The first reason is her district helped them win Congressional seats in Northeast and Central Florida.
The district included most of Jacksonville’s black population and Democrats. Jacksonville’s other Congressional district was largely whitewashed of minority voters which made it a very safe Republican seat. It has remained so since 1992.
Moreover, Brown’s traditional district stretched through Daytona Beach, Gainesville and Orlando, which helped make a number of adjacent districts safely Republican. This gerrymandering and whitewashing was critical for Republicans who were looking to build sizable majorities in the state. Standing in their way were Democratic voters. Florida’s registered Democratic voters have outnumbered Republicans since at least the 1970s.
Notwithstanding the Democratic majority, Republicans have made up a majority of Florida’s Congressional delegation since 1992. Similar gerrymandering and whitewashing on the state level has helped Republicans build sizable majorities in the Florida House and Senate.
The second reason Republicans liked Brown was that conservative business and government leaders knew she fought like a wolverine to ensure Jacksonville had its slice of government projects. She was indispensable in funding the new Federal Courthouse in Jacksonville. It revitalized a historic section of downtown Jacksonville which had become dilapidated. The district now includes a new Circuit Courthouse and City Hall, which is in a restored downtown landmark.
Her methods were unorthodox and rough around the edges. But her political instincts were shrewd and her determination was the stuff of legend.
The third reason Republicans liked her was that she was unpopular outside of the base in her district. She was at many times the face of the Democratic Party in Jacksonville.
Her syntax, grammar and pronunciation were sometimes at war with each other. In addition, she seemed to pick up a new scandal every two to three years. The latest includes a federal indictment for defrauding a charitable organization. To swing voters, especially white swing voters and moderates, she was a reason to dislike the Democratic Party.
In 2012, a statewide referendum to limit gerrymandering passed.
As hard as the Republicans fought to ignore this addition to the Florida Constitution, they eventually had to sacrifice some Congressional seats to be in compliance with the new mandate.

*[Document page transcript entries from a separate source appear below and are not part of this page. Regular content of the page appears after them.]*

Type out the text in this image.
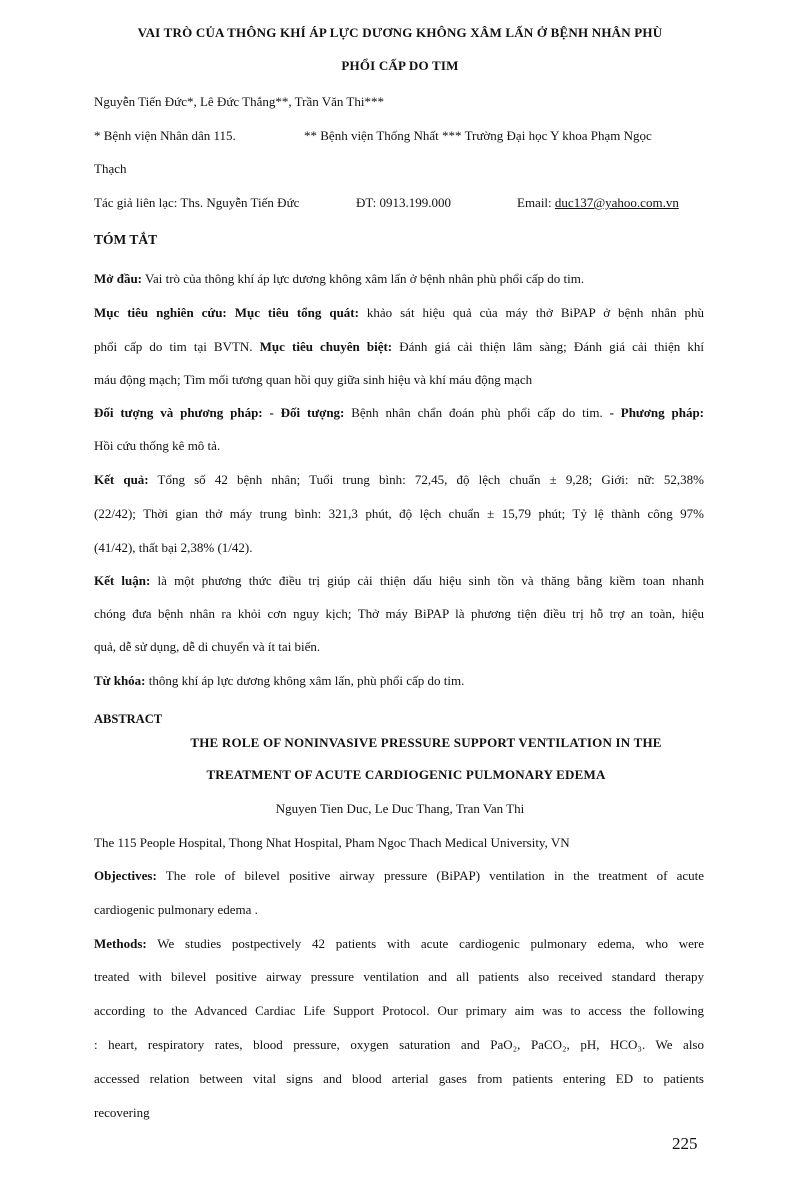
VAI TRÒ CỦA THÔNG KHÍ ÁP LỰC DƯƠNG KHÔNG XÂM LẤN Ở BỆNH NHÂN PHÙ
PHỔI CẤP DO TIM
Nguyễn Tiến Đức*, Lê Đức Thắng**, Trần Văn Thi***
* Bệnh viện Nhân dân 115.	** Bệnh viện Thống Nhất *** Trường Đại học Y khoa Phạm Ngọc
Thạch
Tác giả liên lạc: Ths. Nguyễn Tiến Đức	ĐT: 0913.199.000	Email: duc137@yahoo.com.vn
TÓM TẮT
Mở đầu: Vai trò của thông khí áp lực dương không xâm lấn ở bệnh nhân phù phổi cấp do tim.
Mục tiêu nghiên cứu: Mục tiêu tổng quát: khảo sát hiệu quả của máy thở BiPAP ở bệnh nhân phù
phổi cấp do tim tại BVTN. Mục tiêu chuyên biệt: Đánh giá cải thiện lâm sàng; Đánh giá cải thiện khí
máu động mạch; Tìm mối tương quan hồi quy giữa sinh hiệu và khí máu động mạch
Đối tượng và phương pháp: - Đối tượng: Bệnh nhân chẩn đoán phù phổi cấp do tim. - Phương pháp:
Hồi cứu thống kê mô tả.
Kết quả: Tổng số 42 bệnh nhân; Tuổi trung bình: 72,45, độ lệch chuẩn ± 9,28; Giới: nữ: 52,38%
(22/42); Thời gian thở máy trung bình: 321,3 phút, độ lệch chuẩn ± 15,79 phút; Tỷ lệ thành công 97%
(41/42), thất bại 2,38% (1/42).
Kết luận: là một phương thức điều trị giúp cải thiện dấu hiệu sinh tồn và thăng bằng kiềm toan nhanh
chóng đưa bệnh nhân ra khỏi cơn nguy kịch; Thở máy BiPAP là phương tiện điều trị hỗ trợ an toàn, hiệu
quả, dễ sử dụng, dễ di chuyển và ít tai biến.
Từ khóa: thông khí áp lực dương không xâm lấn, phù phổi cấp do tim.
ABSTRACT
THE ROLE OF NONINVASIVE PRESSURE SUPPORT VENTILATION IN THE
TREATMENT OF ACUTE CARDIOGENIC PULMONARY EDEMA
Nguyen Tien Duc, Le Duc Thang, Tran Van Thi
The 115 People Hospital, Thong Nhat Hospital, Pham Ngoc Thach Medical University, VN
Objectives: The role of bilevel positive airway pressure (BiPAP) ventilation in the treatment of acute
cardiogenic pulmonary edema .
Methods: We studies postpectively 42 patients with acute cardiogenic pulmonary edema, who were
treated with bilevel positive airway pressure ventilation and all patients also received standard therapy
according to the Advanced Cardiac Life Support Protocol. Our primary aim was to access the following
: heart, respiratory rates, blood pressure, oxygen saturation and PaO₂, PaCO₂, pH, HCO₃. We also
accessed relation between vital signs and blood arterial gases from patients entering ED to patients
recovering
225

The party decided it could jeopardize a seat or two in Central Florida if one or more could be added in North Florida.
Stretching the district of Congresswoman Brown to Tallahassee, would eliminate the Congressional seat held by Gwen Graham (daughter for former Florida Governor Bob Graham). There is almost no way a Democrat could win Graham’s old seat now. This created an additional Republican member of Congress from North Florida.
Also, by dispersing Brown’s district to include Tallahassee the Republicans could help pick someone from the state’s capital to defeat her. They found former State Senator Al Lawson, who was friendly to conservative business interests like big sugar, developers and insurance companies.
This movement was spearheaded by Jacksonville political operative Susie Wiles and coordinated with Republican lobbying firms and PACs in Tallahassee. Wiles has traditionally worked for Jacksonville and the interests of Northeast Florida.
But in the primary election, she was critical to shifting national political power away from Jacksonville and to Tallahassee. Wiles is a lobbyist for a Tallahassee firm so it may have been an effort to boost the firm’s clients. According to Wiles, Lawson has an existing relationship with the firm.
Many Jacksonville conservatives, and the reporters who laud them, celebrated the defeat of Corrine Brown the night of the primary election. Little was written or said about Jacksonville’s diminished clout in nation’s capital.
For the last 24 years Jacksonville residents have held two seats in the U.S. House of Representatives. After the primary election, Jacksonville is down to one.